Data Engineering Professional II
takeda
Job Description
- Design, build, and operate end-to-end ML pipelines (data ingestion → feature engineering → training → validation → deployment → monitoring) using Databricks (Delta Lake, MLflow, Unity Catalog, Feature Store, Workflows/Jobs) and AWS services.
- Implement CI/CD for ML and data assets (e.g., GitHub Actions, GitLab CI, or Jenkins), including automated testing, environment promotion (dev → test → prod), and reproducible builds.
- Stand up and maintain model registries, model versioning, and artifact lineage so every deployed model is traceable to its data, code, and configuration.
Cloud & Platform Engineering (AWS)
- Build and manage ML infrastructure on AWS — e.g., SageMaker, Bedrock, S3, Lambda, ECS/EKS, Step Functions, ECR, IAM, CloudWatch — using Infrastructure as Code (Terraform or CloudFormation/CDK).
- Integrate Databricks with AWS securely (Unity Catalog governance, cross-account access, VPC/networking, KMS encryption, secrets management).
- Optimize compute and cost (cluster policies, autoscaling, spot strategy, job orchestration) without compromising performance or compliance.
Production Monitoring & Reliability
- Implement model and data monitoring: drift detection, data-quality checks, performance/SLA tracking, and automated alerting/retraining triggers.

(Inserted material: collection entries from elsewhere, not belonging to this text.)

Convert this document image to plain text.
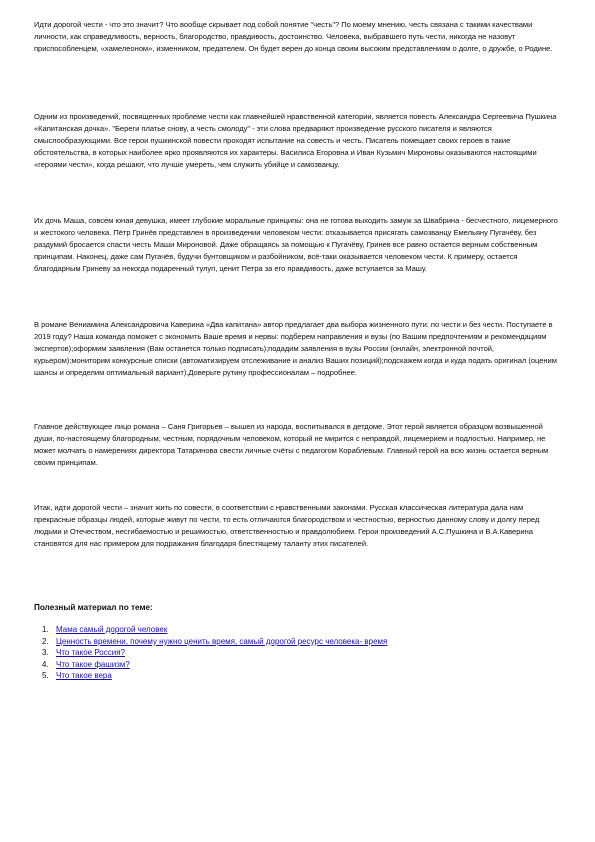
Идти дорогой чести - что это значит? Что вообще скрывает под собой понятие "честь"? По моему мнению, честь связана с такими качествами личности, как справедливость, верность, благородство, правдивость, достоинство. Человека, выбравшего путь чести, никогда не назовут приспособленцем, «хамелеоном», изменником, предателем. Он будет верен до конца своим высоким представлениям о долге, о дружбе, о Родине.

Одним из произведений, посвященных проблеме чести как главнейшей нравственной категории, является повесть Александра Сергеевича Пушкина «Капитанская дочка». "Береги платье снову, а честь смолоду" - эти слова предваряют произведение русского писателя и являются смыслообразующими. Все герои пушкинской повести проходят испытание на совесть и честь. Писатель помещает своих героев в такие обстоятельства, в которых наиболее ярко проявляются их характеры. Василиса Егоровна и Иван Кузьмич Мироновы оказываются настоящими «героями чести», когда решают, что лучше умереть, чем служить убийце и самозванцу.

Их дочь Маша, совсем юная девушка, имеет глубокие моральные принципы: она не готова выходить замуж за Швабрина - бесчестного, лицемерного и жестокого человека. Пётр Гринёв представлен в произведении человеком чести: отказывается присягать самозванцу Емельяну Пугачёву, без раздумий бросается спасти честь Маши Мироновой. Даже обращаясь за помощью к Пугачёву, Гринев все равно остается верным собственным принципам. Наконец, даже сам Пугачёв, будучи бунтовщиком и разбойником, всё-таки оказывается человеком чести. К примеру, остается благодарным Гриневу за некогда подаренный тулуп, ценит Петра за его правдивость, даже вступается за Машу.

В романе Вениамина Александровича Каверина «Два капитана» автор предлагает два выбора жизненного пути: по чести и без чести. Поступаете в 2019 году? Наша команда поможет с экономить Ваше время и нервы: подберем направления и вузы (по Вашим предпочтениям и рекомендациям экспертов);оформим заявления (Вам останется только подписать);подадим заявления в вузы России (онлайн, электронной почтой, курьером);мониторим конкурсные списки (автоматизируем отслеживание и анализ Ваших позиций);подскажем когда и куда подать оригинал (оценим шансы и определим оптимальный вариант).Доверьте рутину профессионалам – подробнее.

Главное действующее лицо романа – Саня Григорьев – вышел из народа, воспитывался в детдоме. Этот герой является образцом возвышенной души, по-настоящему благородным, честным, порядочным человеком, который не мирится с неправдой, лицемерием и подлостью. Например, не может молчать о намерениях директора Татаринова свести личные счёты с педагогом Кораблевым. Главный герой на всю жизнь остается верным своим принципам.

Итак, идти дорогой чести – значит жить по совести, в соответствии с нравственными законами. Русская классическая литература дала нам прекрасные образцы людей, которые живут по чести, то есть отличаются благородством и честностью, верностью данному слову и долгу перед людьми и Отечеством, несгибаемостью и решимостью, ответственностью и правдолюбием. Герои произведений А.С.Пушкина и В.А.Каверина становятся для нас примером для подражания благодаря блестящему таланту этих писателей.

Полезный материал по теме:
1. Мама самый дорогой человек
2. Ценность времени, почему нужно ценить время, самый дорогой ресурс человека- время
3. Что такое Россия?
4. Что такое фашизм?
5. Что такое вера
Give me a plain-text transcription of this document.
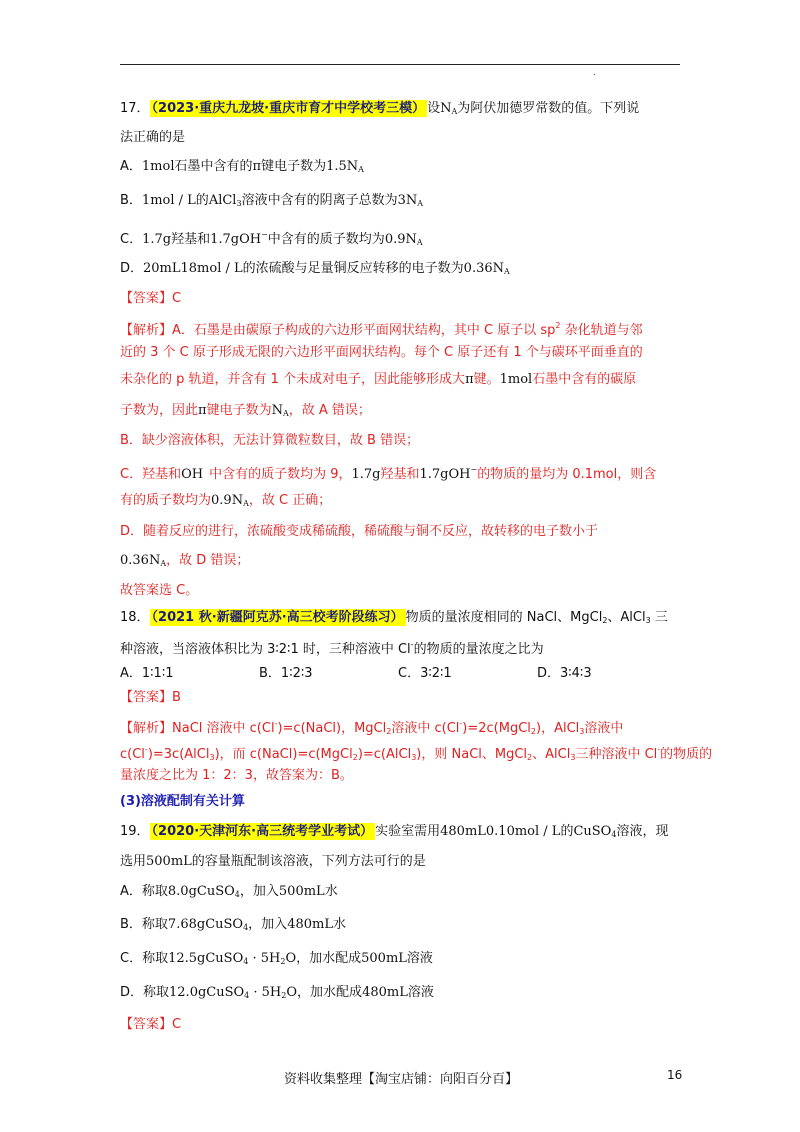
.
17． （2023·重庆九龙坡·重庆市育才中学校考三模） 设$N_A$为阿伏加德罗常数的值。下列说
法正确的是
A．1mol石墨中含有的π键电子数为$1.5N_A$
B．1mol / L的AlCl$_3$溶液中含有的阴离子总数为$3N_A$
C．1.7g羟基和1.7gOH−中含有的质子数均为$0.9N_A$
D．20mL18mol / L的浓硫酸与足量铜反应转移的电子数为$0.36N_A$
【答案】C
【解析】A．石墨是由碳原子构成的六边形平面网状结构，其中 C 原子以 $sp^2$ 杂化轨道与邻
近的 3 个 C 原子形成无限的六边形平面网状结构。每个 C 原子还有 1 个与碳环平面垂直的
未杂化的 p 轨道，并含有 1 个未成对电子，因此能够形成大π键。1mol石墨中含有的碳原
子数为，因此π键电子数为$N_A$，故 A 错误；
B．缺少溶液体积，无法计算微粒数目，故 B 错误；
C．羟基和OH 中含有的质子数均为 9，1.7g羟基和1.7gOH−的物质的量均为 0.1mol，则含
有的质子数均为$0.9N_A$，故 C 正确；
D．随着反应的进行，浓硫酸变成稀硫酸，稀硫酸与铜不反应，故转移的电子数小于
$0.36N_A$，故 D 错误；
故答案选 C。
18． （2021 秋·新疆阿克苏·高三校考阶段练习） 物质的量浓度相同的 NaCl、MgCl$_2$、AlCl$_3$ 三
种溶液，当溶液体积比为 3∶2∶1 时，三种溶液中 Cl-的物质的量浓度之比为
A．1∶1∶1	B．1∶2∶3	C．3∶2∶1	D．3∶4∶3
【答案】B
【解析】NaCl 溶液中 c(Cl-)=c(NaCl)，MgCl$_2$溶液中 c(Cl-)=2c(MgCl$_2$)，AlCl$_3$溶液中
c(Cl-)=3c(AlCl$_3$)，而 c(NaCl)=c(MgCl$_2$)=c(AlCl$_3$)，则 NaCl、MgCl$_2$、AlCl$_3$三种溶液中 Cl-的物质的
量浓度之比为 1：2：3，故答案为：B。
(3)溶液配制有关计算
19． （2020·天津河东·高三统考学业考试） 实验室需用480mL0.10mol / L的CuSO$_4$溶液，现
选用500mL的容量瓶配制该溶液，下列方法可行的是
A．称取8.0gCuSO$_4$，加入500mL水
B．称取7.68gCuSO$_4$，加入480mL水
C．称取12.5gCuSO$_4$ · $5H_2O$，加水配成500mL溶液
D．称取12.0gCuSO$_4$ · $5H_2O$，加水配成480mL溶液
【答案】C
资料收集整理【淘宝店铺：向阳百分百】	16
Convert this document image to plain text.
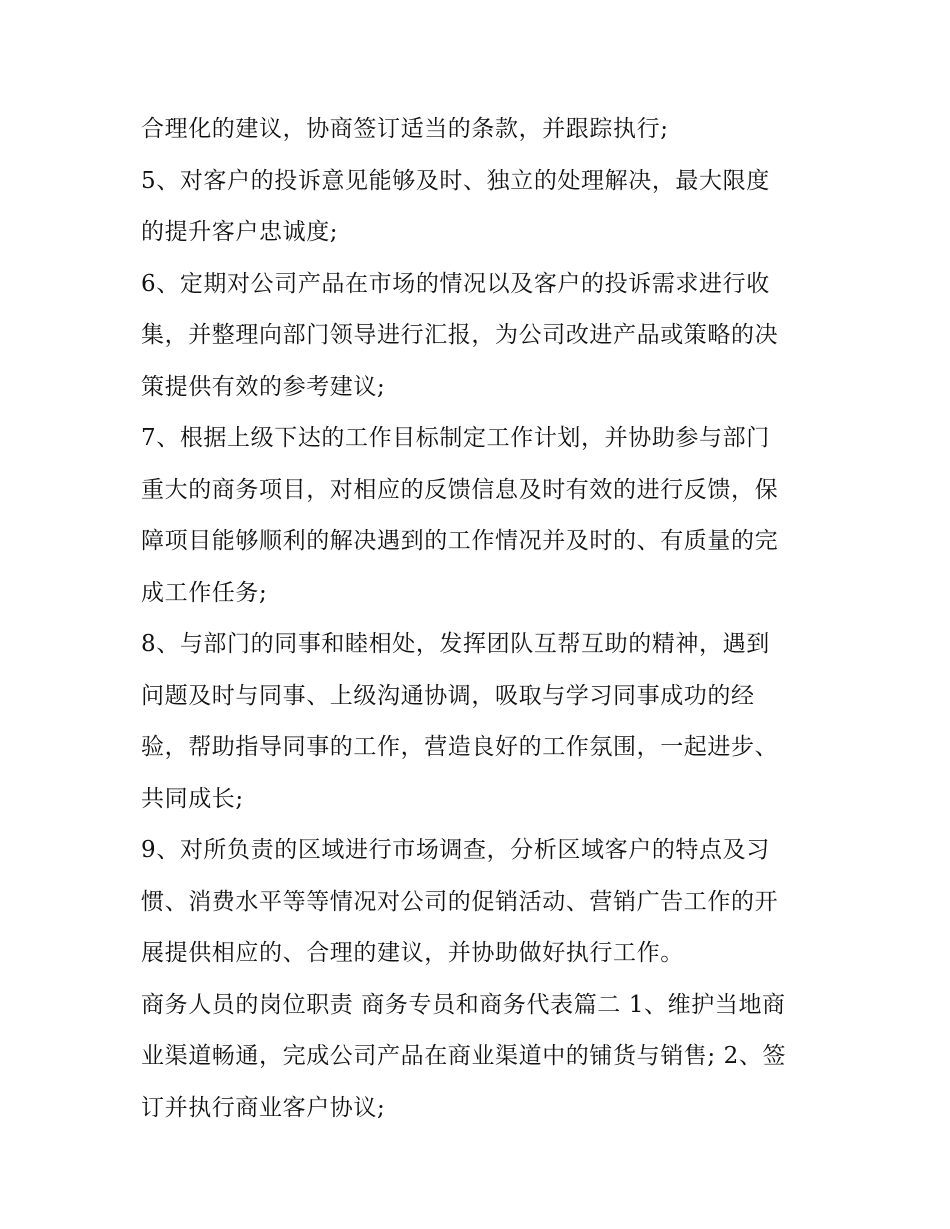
合理化的建议，协商签订适当的条款，并跟踪执行;

5、对客户的投诉意见能够及时、独立的处理解决，最大限度

的提升客户忠诚度;

6、定期对公司产品在市场的情况以及客户的投诉需求进行收

集，并整理向部门领导进行汇报，为公司改进产品或策略的决

策提供有效的参考建议;

7、根据上级下达的工作目标制定工作计划，并协助参与部门

重大的商务项目，对相应的反馈信息及时有效的进行反馈，保

障项目能够顺利的解决遇到的工作情况并及时的、有质量的完

成工作任务;

8、与部门的同事和睦相处，发挥团队互帮互助的精神，遇到

问题及时与同事、上级沟通协调，吸取与学习同事成功的经

验，帮助指导同事的工作，营造良好的工作氛围，一起进步、

共同成长;

9、对所负责的区域进行市场调查，分析区域客户的特点及习

惯、消费水平等等情况对公司的促销活动、营销广告工作的开

展提供相应的、合理的建议，并协助做好执行工作。

商务人员的岗位职责 商务专员和商务代表篇二 1、维护当地商

业渠道畅通，完成公司产品在商业渠道中的铺货与销售; 2、签

订并执行商业客户协议;
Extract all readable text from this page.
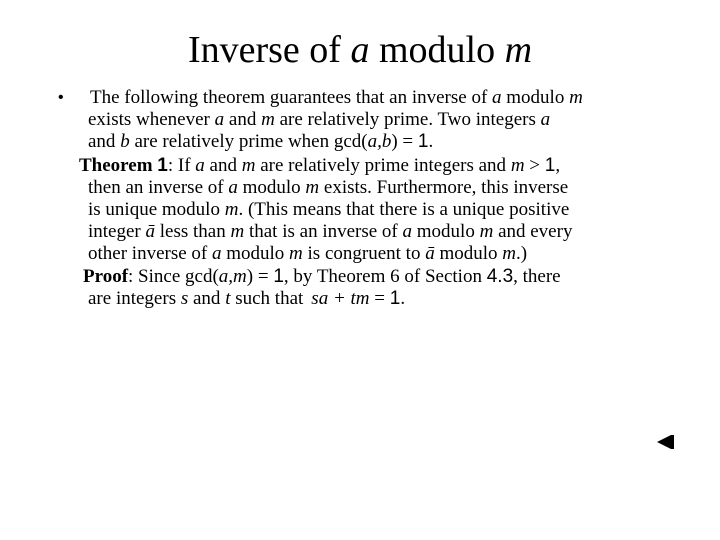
Inverse of a modulo m
• The following theorem guarantees that an inverse of a modulo m
exists whenever a and m are relatively prime. Two integers a
and b are relatively prime when gcd(a,b) = 1.
Theorem 1: If a and m are relatively prime integers and m > 1,
then an inverse of a modulo m exists. Furthermore, this inverse
is unique modulo m. (This means that there is a unique positive
integer ā less than m that is an inverse of a modulo m and every
other inverse of a modulo m is congruent to ā modulo m.)
Proof: Since gcd(a,m) = 1, by Theorem 6 of Section 4.3, there
are integers s and t such that sa + tm = 1.
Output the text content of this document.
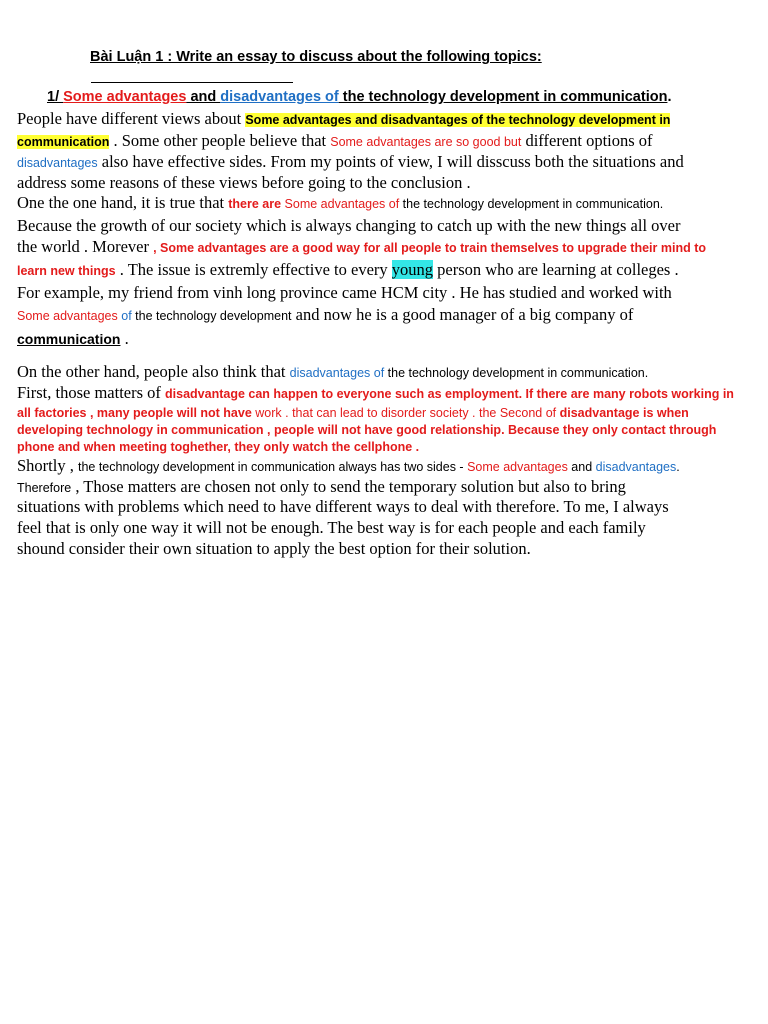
Bài Luận 1 : Write an essay to discuss about the following topics:
1/ Some advantages and disadvantages of the technology development in communication.
People have different views about Some advantages and disadvantages of the technology development in
communication . Some other people believe that Some advantages are so good but different options of
disadvantages also have effective sides. From my points of view, I will disscuss both the situations and
address some reasons of these views before going to the conclusion .
One the one hand, it is true that there are Some advantages of the technology development in communication.
Because the growth of our society which is always changing to catch up with the new things all over
the world . Morever , Some advantages are a good way for all people to train themselves to upgrade their mind to
learn new things . The issue is extremly effective to every young person who are learning at colleges .
For example, my friend from vinh long province came HCM city . He has studied and worked with
Some advantages of the technology development and now he is a good manager of a big company of
communication .
On the other hand, people also think that disadvantages of the technology development in communication.
First, those matters of disadvantage can happen to everyone such as employment. If there are many robots working in
all factories , many people will not have work . that can lead to disorder society . the Second of disadvantage is when
developing technology in communication , people will not have good relationship. Because they only contact through
phone and when meeting toghether, they only watch the cellphone .
Shortly , the technology development in communication always has two sides - Some advantages and disadvantages.
Therefore , Those matters are chosen not only to send the temporary solution but also to bring
situations with problems which need to have different ways to deal with therefore. To me, I always
feel that is only one way it will not be enough. The best way is for each people and each family
shound consider their own situation to apply the best option for their solution.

- Establish observability and incident-response practices for ML services; participate in on-call/runbook ownership as needed.
- Maintain feature stores and data contracts to ensure consistency between training and serving.
Regulated-Environment & Compliance Engineering
- Build ML systems that meet GxP expectations and support Computer System Validation (CSV) / Computer Software Assurance (CSA), GAMP 5, 21 CFR Part 11, and data-integrity (ALCOA+) requirements.
- Implement audit trails, electronic records/signatures controls, access controls, and change-management workflows suitable for validated environments.
- Handle PII/PHI and sensitive R&D data in line with HIPAA, GDPR, and internal privacy/data-governance policies (de-identification, anonymization, role-based access).
- Author and maintain technical documentation, validation deliverables, and SOP-aligned procedures; partner with Quality/QA and Regulatory on audits and inspections.
Collaboration & Enablement
- Work under the guidance of Director, Solution Engineering/Solution Architect to produce artifacts and deliverables that adhere to best practices at Takeda.
- Partner with data scientists to productionize models (including LLM/GenAI and RAG applications) and to translate research code into robust, maintainable services.
- Contribute reusable templates, accelerators, and self-service tooling that raise the engineering bar across teams.
- Promote MLOps best practices, mentor peers, and document standards.